The price per share of the Series A preferred stock – the first significant round of venture capital financing – is equal to the pre-money valuation of the company divided by the number of fully-diluted pre-money shares.
Per share price = pre-money valuation/fully-diluted pre-money shares
Being on a fully-diluted basis means that the total numbers of shares includes all outstanding common and preferred stock, plus all outstanding options, warrants and other convertible securities, as if converted into common stock and any shares reserved for issuance under the company’s equity incentive plans (the option pool). This has the effect of making common stockholder assume the diluting effect of the unexercised and unissued options.
As evident from the formula above, there are two ways to effect a startup’s Series A per share price: change the valuation or change the number of fully-diluted pre-money shares. Arguing for a change in valuation is difficult, but one thing startups can do to increase the share price is to decrease the size of the option pool.

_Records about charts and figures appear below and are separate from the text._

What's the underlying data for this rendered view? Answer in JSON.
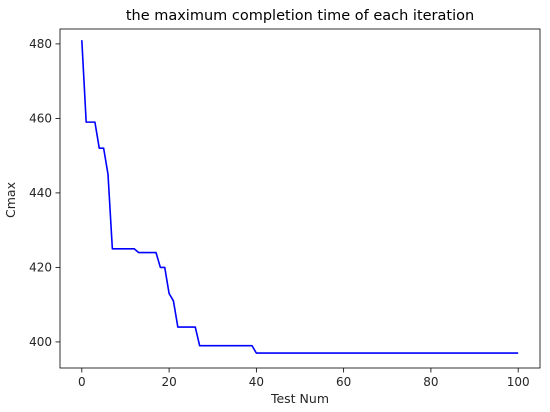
{
  "chart_data": {
    "type": "line",
    "title": "the maximum completion time of each iteration",
    "xlabel": "Test Num",
    "ylabel": "Cmax",
    "xlim": [
      -5,
      105
    ],
    "ylim": [
      393,
      484
    ],
    "xticks": [
      0,
      20,
      40,
      60,
      80,
      100
    ],
    "yticks": [
      400,
      420,
      440,
      460,
      480
    ],
    "grid": false,
    "series": [
      {
        "color": "#0000ff",
        "x": [
          0,
          1,
          2,
          3,
          4,
          5,
          6,
          7,
          8,
          9,
          10,
          11,
          12,
          13,
          14,
          15,
          16,
          17,
          18,
          19,
          20,
          21,
          22,
          23,
          24,
          25,
          26,
          27,
          28,
          29,
          30,
          31,
          32,
          33,
          34,
          35,
          36,
          37,
          38,
          39,
          40,
          41,
          42,
          43,
          44,
          45,
          46,
          47,
          48,
          49,
          50,
          51,
          52,
          53,
          54,
          55,
          56,
          57,
          58,
          59,
          60,
          61,
          62,
          63,
          64,
          65,
          66,
          67,
          68,
          69,
          70,
          71,
          72,
          73,
          74,
          75,
          76,
          77,
          78,
          79,
          80,
          81,
          82,
          83,
          84,
          85,
          86,
          87,
          88,
          89,
          90,
          91,
          92,
          93,
          94,
          95,
          96,
          97,
          98,
          99,
          100
        ],
        "y": [
          481,
          459,
          459,
          459,
          452,
          452,
          445,
          425,
          425,
          425,
          425,
          425,
          425,
          424,
          424,
          424,
          424,
          424,
          420,
          420,
          413,
          411,
          404,
          404,
          404,
          404,
          404,
          399,
          399,
          399,
          399,
          399,
          399,
          399,
          399,
          399,
          399,
          399,
          399,
          399,
          397,
          397,
          397,
          397,
          397,
          397,
          397,
          397,
          397,
          397,
          397,
          397,
          397,
          397,
          397,
          397,
          397,
          397,
          397,
          397,
          397,
          397,
          397,
          397,
          397,
          397,
          397,
          397,
          397,
          397,
          397,
          397,
          397,
          397,
          397,
          397,
          397,
          397,
          397,
          397,
          397,
          397,
          397,
          397,
          397,
          397,
          397,
          397,
          397,
          397,
          397,
          397,
          397,
          397,
          397,
          397,
          397,
          397,
          397,
          397,
          397
        ]
      }
    ]
  }
}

VCs will almost always insist that a pool of options be set aside for future hires and to retain existing employees. The option pool will often be included in the fully-diluted pre-money shares, which has the effect of reducing the Series A per price share. Companies should try to create the smallest option pool possible and sometimes can rightfully argue the pool doesn’t need to be as large as requested by the Series A investors. As a general rule of thumb, the option pool needs to be big enough to make necessary hires through the next round of financing, or, if the company doesn’t expect another round of financing, a time period such as 12 to 18 months.